Even so, things are tense as the FLCs watch the speed with which California Harvesters is expanding. “There’s a lot of concern,” Gomez acknowledges.
Despite that speed, California Harvesters must also still prove itself, overcoming some growing pains in the process. Many of the workers that the company has brought in are relatively inexperienced, as are some of the crew bosses. Picking and packing, therefore, have been going more slowly than is ideal. “I’m trying to find my footing,” says Javier Ramirez.
Another huge challenge for California Harvesters is guaranteeing that its workers remain employed year-round. Indeed, for the company to significantly disrupt the labor market, it will have to avoid idling folks as one season ends and another begins–a customary pattern in the San Joaquin Valley.

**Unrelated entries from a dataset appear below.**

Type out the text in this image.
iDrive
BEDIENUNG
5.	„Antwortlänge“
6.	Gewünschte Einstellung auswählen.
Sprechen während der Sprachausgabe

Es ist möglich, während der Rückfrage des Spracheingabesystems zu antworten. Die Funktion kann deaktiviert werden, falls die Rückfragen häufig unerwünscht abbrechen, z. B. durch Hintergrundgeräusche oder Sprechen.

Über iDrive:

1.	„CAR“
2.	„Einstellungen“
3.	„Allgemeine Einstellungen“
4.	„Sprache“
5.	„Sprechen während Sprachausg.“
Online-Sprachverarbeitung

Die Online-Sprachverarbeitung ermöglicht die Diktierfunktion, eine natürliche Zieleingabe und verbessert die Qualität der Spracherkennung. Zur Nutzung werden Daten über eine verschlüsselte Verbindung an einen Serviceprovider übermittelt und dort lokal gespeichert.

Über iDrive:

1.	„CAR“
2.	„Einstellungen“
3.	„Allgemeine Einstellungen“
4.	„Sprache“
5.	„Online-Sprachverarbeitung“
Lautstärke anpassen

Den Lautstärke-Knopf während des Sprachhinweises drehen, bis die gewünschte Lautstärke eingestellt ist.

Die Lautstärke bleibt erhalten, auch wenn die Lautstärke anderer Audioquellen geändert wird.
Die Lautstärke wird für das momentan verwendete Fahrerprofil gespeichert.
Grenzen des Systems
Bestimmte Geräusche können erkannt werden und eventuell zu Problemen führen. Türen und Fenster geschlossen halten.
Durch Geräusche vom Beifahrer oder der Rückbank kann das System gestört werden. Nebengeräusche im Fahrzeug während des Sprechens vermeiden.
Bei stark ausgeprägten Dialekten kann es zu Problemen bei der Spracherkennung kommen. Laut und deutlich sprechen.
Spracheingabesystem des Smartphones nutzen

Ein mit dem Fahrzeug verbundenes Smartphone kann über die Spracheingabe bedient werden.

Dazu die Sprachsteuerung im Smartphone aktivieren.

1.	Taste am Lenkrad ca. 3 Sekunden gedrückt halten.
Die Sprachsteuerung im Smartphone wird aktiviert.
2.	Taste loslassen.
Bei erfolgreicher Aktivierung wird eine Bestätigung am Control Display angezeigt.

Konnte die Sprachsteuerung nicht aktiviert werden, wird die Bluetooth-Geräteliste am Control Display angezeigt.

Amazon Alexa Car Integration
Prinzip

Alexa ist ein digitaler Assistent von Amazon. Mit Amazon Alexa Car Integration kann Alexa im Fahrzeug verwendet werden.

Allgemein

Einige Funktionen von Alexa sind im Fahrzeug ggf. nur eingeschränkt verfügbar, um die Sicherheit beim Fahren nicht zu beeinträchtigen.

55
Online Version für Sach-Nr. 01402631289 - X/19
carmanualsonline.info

With that in mind, California Harvesters is actively attempting to sign up several citrus growers, whose fruit will ripen in the winter, so that its workers can move seamlessly from grapes to oranges, lemons, and tangerines. Longer term, Gomez expects others types of work, such as landscaping, to help fill the gaps.
Finally, California Harvesters must continue to establish its credibility with workers. Even though word is out about the company, some are skeptical that being a farm laborer will ever really be decent, much less desirable. After all, others have made promises in the past, with little to show for it in the end.
“They’ve heard it all before,” says Jenny Ramirez, the HR director.
The difference this time is that, after barely a few months, change is actually taking root.